Wed. Oct 27th, 2021

Cody posed for pictures on Pennsylvania Avenue in Pittsburgh earlier this week.

Cody posed for pictures on Pennsylvania Avenue in Pittsburgh earlier this week.
Pictures: Jared Lachao

The Kodiak marine agglomerates have been loose in Pittsburgh for almost a whole week, as workers from the National Aviary struggle to catch stray birds. The zoo told Gizmodo that Cody, as his nickname, was almost caught this morning and appears to have recovered.

It’s certainly a very stressful time at the National Aviary in Pittsburgh, Pennsylvania. The facility is home to more than 500 birds of about 150 species. In addition to taking care of many of these birds, staff are now looking for Kodiak, a stellar sea eagle Fled from his enclosure This is last Saturday, September 25th.

Aviary officials are asking the public to report seeing but have not tried or are trying to catch the bird. Stellar marine eagles, off the coast of Northeast Asia, feed mainly on fish and seabirds. (Cody is not considered a threat to pets or humans.) Cody has been attending the aviary for the past 15 years and staff are eager to get him back.

The aviary received hundreds of calls last week, and its staff is responding to only the most promising leadership, as National Aviary communications and content expert Molly Toth explained in an email. Those who see birds are asked to call 412-323-7235.

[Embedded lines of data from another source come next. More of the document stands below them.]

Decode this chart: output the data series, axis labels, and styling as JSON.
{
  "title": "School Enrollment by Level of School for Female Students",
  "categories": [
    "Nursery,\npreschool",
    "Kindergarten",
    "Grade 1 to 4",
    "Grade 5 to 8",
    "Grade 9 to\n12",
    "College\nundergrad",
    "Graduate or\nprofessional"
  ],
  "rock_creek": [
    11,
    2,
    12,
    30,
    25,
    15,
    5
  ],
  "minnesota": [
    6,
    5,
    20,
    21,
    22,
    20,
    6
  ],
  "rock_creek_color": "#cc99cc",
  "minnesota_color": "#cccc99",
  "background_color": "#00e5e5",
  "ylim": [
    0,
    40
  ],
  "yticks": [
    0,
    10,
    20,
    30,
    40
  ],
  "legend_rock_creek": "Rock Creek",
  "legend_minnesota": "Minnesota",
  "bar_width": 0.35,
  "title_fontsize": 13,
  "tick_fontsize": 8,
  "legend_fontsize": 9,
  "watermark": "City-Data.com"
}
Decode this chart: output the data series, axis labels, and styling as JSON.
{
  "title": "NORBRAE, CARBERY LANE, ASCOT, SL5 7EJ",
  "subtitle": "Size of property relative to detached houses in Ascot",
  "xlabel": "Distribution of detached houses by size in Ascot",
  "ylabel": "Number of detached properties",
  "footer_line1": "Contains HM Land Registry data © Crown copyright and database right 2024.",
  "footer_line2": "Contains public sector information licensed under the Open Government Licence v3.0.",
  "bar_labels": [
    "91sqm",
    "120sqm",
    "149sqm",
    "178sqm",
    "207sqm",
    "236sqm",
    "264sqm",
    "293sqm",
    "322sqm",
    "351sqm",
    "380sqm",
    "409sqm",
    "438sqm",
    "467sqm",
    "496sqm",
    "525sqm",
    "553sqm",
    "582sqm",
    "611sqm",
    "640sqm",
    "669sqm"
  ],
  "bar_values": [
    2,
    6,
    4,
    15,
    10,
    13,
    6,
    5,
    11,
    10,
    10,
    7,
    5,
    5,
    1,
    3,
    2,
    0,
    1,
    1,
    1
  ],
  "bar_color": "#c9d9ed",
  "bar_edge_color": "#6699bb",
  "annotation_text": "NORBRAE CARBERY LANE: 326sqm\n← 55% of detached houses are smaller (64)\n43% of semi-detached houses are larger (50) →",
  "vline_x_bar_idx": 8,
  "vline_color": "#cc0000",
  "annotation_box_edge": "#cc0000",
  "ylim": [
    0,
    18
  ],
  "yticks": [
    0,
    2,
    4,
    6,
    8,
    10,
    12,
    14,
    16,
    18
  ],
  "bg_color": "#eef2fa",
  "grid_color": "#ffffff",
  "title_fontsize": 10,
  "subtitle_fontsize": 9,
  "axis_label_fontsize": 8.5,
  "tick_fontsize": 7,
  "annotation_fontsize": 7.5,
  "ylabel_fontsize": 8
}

“We keep getting tips, and have seen quite a few sure scenes,” Toth said. “We believe Cody is spending time between North Park and Riverview Park and the area near Northside in Pittsburgh.”

Kodiak is drawing attention to a Pittsburgh street.

Kodiak is drawing attention to a Pittsburgh street.
Pictures: Jared Lachao

Since last Saturday, Aviary has begun a concerted effort to find a way to bring Cody home, Toth said. “Animal care workers, volunteers, and even administrative staff are working in teams to find the code and respond to visits reported by the community.” Other staff members are staying behind to take care of other birds and animals at the aviary, as well as sight mapping, preparing snack bags for recovery teams, answering calls about visits and reaching out to the community for more help, Toth said.

The stags of the stellar sea eagles are among the largest raptor species in the world, with foot-wide wings. Nothing like this has happened before at the National Aviary, so I asked Toth how to catch a giant bird.

“Our staff can use many tactics to bring Cody home safely,” he replied. “Our staff has animal behavior skills and a deep knowledge of Cody as an individual and insights into his behavior. The techniques they use will be context-dependent and may include rewards for food and professional falconry equipment such as soft nets.

This image of a stellar sea eagle on a flight for reference to the National Aviary provided.

This image of a stellar sea eagle on a flight for reference to the National Aviary provided.
Pictures: National Aviary

Encouragingly, or perhaps disappointingly, the team came very close to capturing Kodiak early Friday, depending on your perspective – or not at all.

Thanks to visiting Cody in the North Park area, the team was able to identify the bird’s location and they saw him “traveling to the highest point of a tall tree,” according to an emailed statement. The team, including the aviary’s executive director, set up camp and observed the agglutination throughout the night. The team confirmed that Cody is still in “excellent health and body condition”, Toth explained. The team left some food in the hope that Kodiak would fly towards them, but “unfortunately Kodiak did not come down this morning, and was last seen flying towards North Park,” according to the statement.

Oops. This may take some time.

Catching Cody will probably require a lucky situation or its own decision to return to its handlers. Or, he may avoid capture. Either way, we’ll keep an eye on this ongoing story.

More: Why scientists think this stupid-ass bird can’t stop seeing its reflection.